A hush fell on those in the chamber, and the mayor and his aldermen leaned forward, staring apprehensively. They had been warned that there were dangerous labor-agitators in the city. Many meetings had been broken up by the police at the request of Colonel Dodd, president of the Consolidated Water Company, and other employers had backed him. This tall young man had startled them with his sudden outbreak.

“It is a matter, gentlemen, which concerns every man, woman, and child in this city--vitally concerns them every hour of the day--every hour they are awake. You say you have no other business now except this silly police investigation. For God's sake, wake up and attend to real business--save the people's lives. Here you are in session and here are the people to listen.”

“State your complaint. Be very brief,” commanded the mayor.

But Walker Farr, it was plain, possessed craft as well as courage; he realized that curiosity, properly tickled, will make men more patient in listening.

“First, I want to call a witness. I am not known to this city. But I have here a man whom many of you know, I'm sure, for he has stood out in plain view of a street where many pass, and has worked there for thirty years. It is Etienne Provancher.”

Several men laughed when Farr pushed the old man into view. There was a murmured chorus of “Pickaroon.”

“It's for the children--the poor folks--for the memory of our little girl,” hissed Farr in the old man's ear. “Will you go to your bed to-night--the night of the day we buried her--knowing that--you are a coward? These are only men. We must tell them so that they will know. Speak! Tell them!” He set his firm clutch around the trembling old Frenchman's arm and held him out where all could see.

“I do not know how to talk here--to so much man--to the lords of the city,” stammered the miserable old man, licking his parched lips, scared until all was black before his eyes.

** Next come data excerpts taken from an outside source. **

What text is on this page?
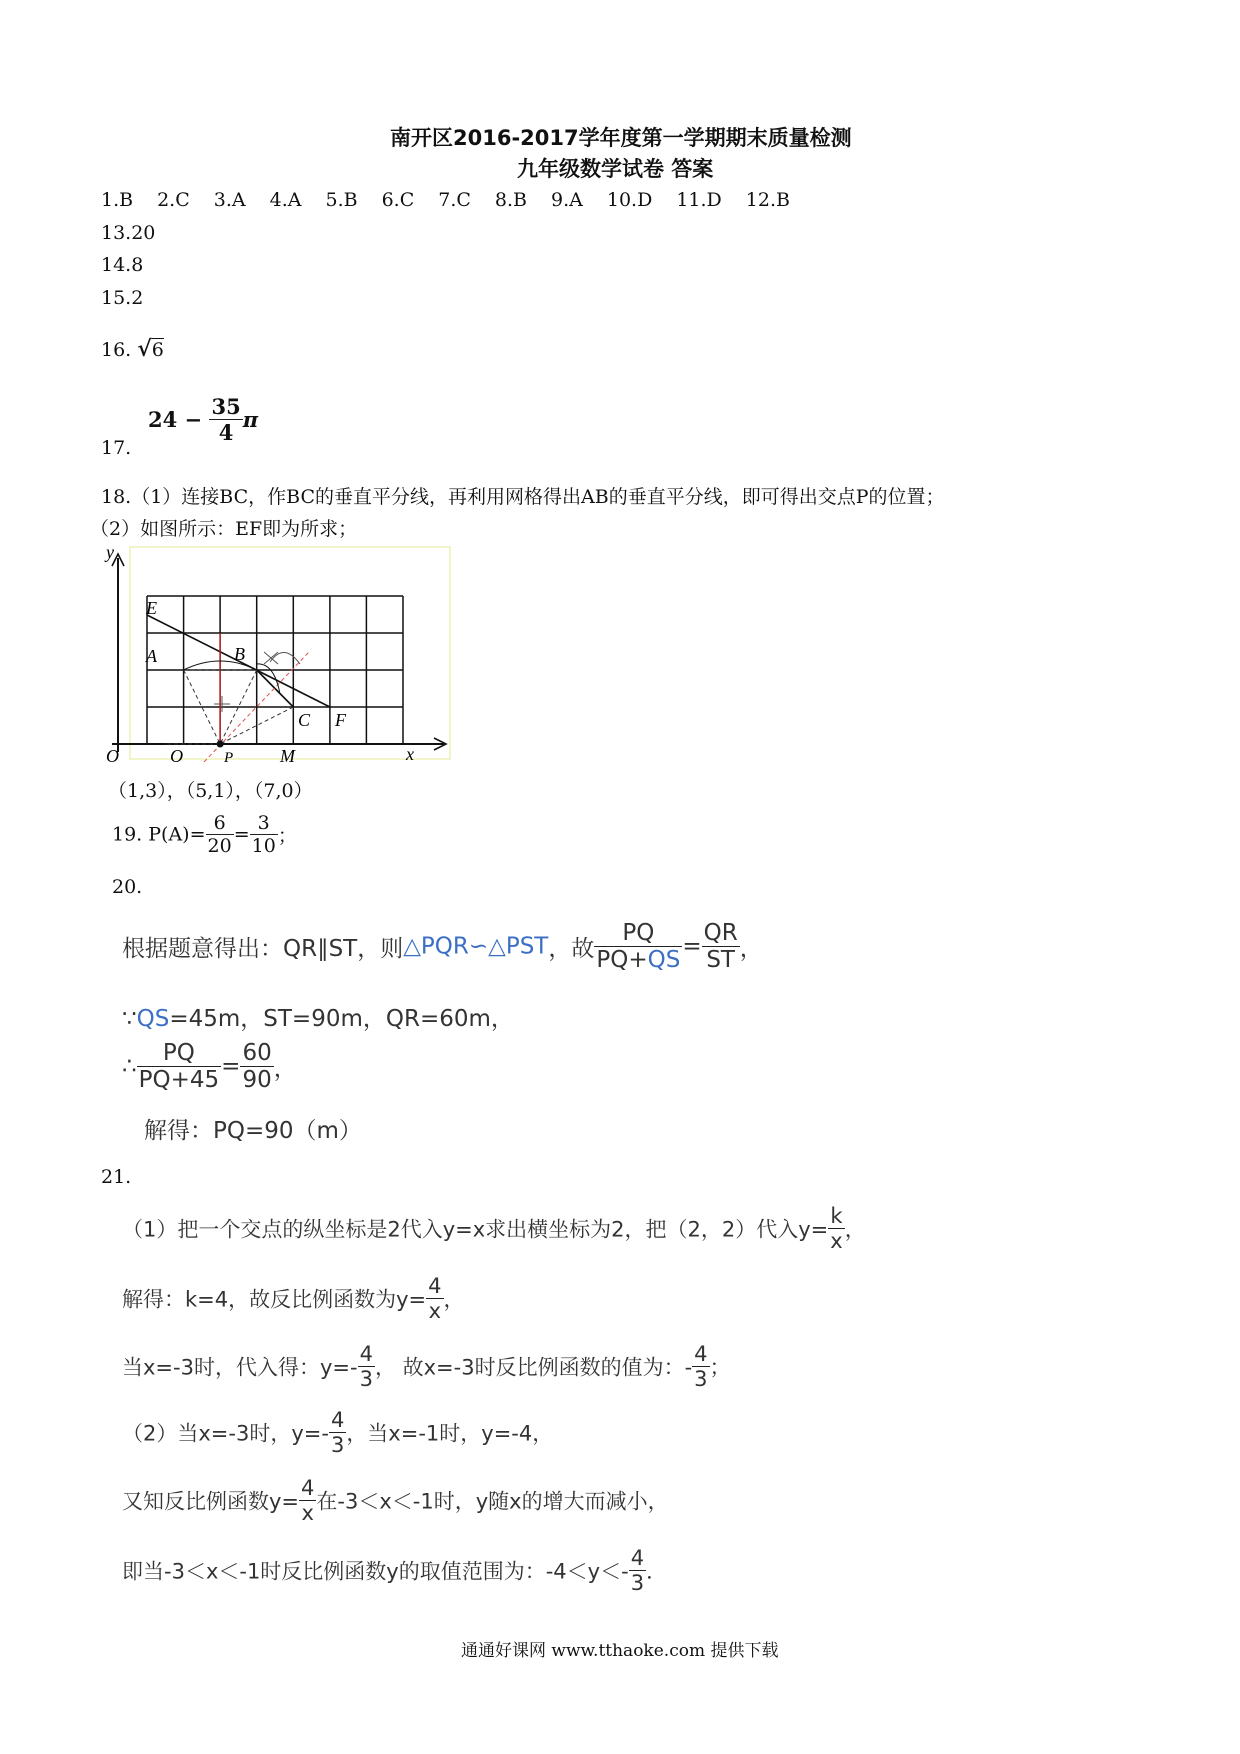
南开区2016-2017学年度第一学期期末质量检测
九年级数学试卷 答案
1.B 2.C 3.A 4.A 5.B 6.C 7.C 8.B 9.A 10.D 11.D 12.B
13.20
14.8
15.2
16. √6
17.
$24 - \frac{35}{4}$ π
18.（1）连接BC，作BC的垂直平分线，再利用网格得出AB的垂直平分线，即可得出交点P的位置；
（2）如图所示：EF即为所求；
y
x
O
E
A	B
C F
Q	P	M
（1,3），（5,1），（7,0）
19. $P(A)= \frac{6}{20} = \frac{3}{10}$ ；
20.
根据题意得出：QR∥ST，则△PQR∽△PST，故 $\frac{PQ}{PQ+QS} = \frac{QR}{ST}$ ，
∵QS=45m，ST=90m，QR=60m，
∴ $\frac{PQ}{PQ+45} = \frac{60}{90}$ ，
解得：PQ=90（m）
21.
（1）把一个交点的纵坐标是2代入y=x求出横坐标为2，把（2，2）代入$y= \frac{k}{x}$ ，
解得：k=4，故反比例函数为$y= \frac{4}{x}$ ，
当x=-3时，代入得：$y=- \frac{4}{3}$ ， 故x=-3时反比例函数的值为：- $\frac{4}{3}$ ；
（2）当x=-3时，$y=- \frac{4}{3}$ ，当x=-1时，y=-4，
又知反比例函数$y= \frac{4}{x}$ 在-3＜x＜-1时，y随x的增大而减小，
即当-3＜x＜-1时反比例函数y的取值范围为：$-4<y<- \frac{4}{3}$ ．
通通好课网 www.tthaoke.com 提供下载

The hush was profound. Men curved their palms at their ears, wondering what old Pickaroon could have to say in City Hall.

“Remember what we have left up there--in the cemetery--the poor children in their graves,” muttered Farr, again bending close to Etienne's ear.

Then, thus reminded, thus spurred, all his Gallic emotion bursting into flame in him suddenly, the old man felt the desperate resolution that often animates the humble and ignorant in great emergencies. The little ones had been martyrs--why not he? That thought flashed through the tumult in his brain.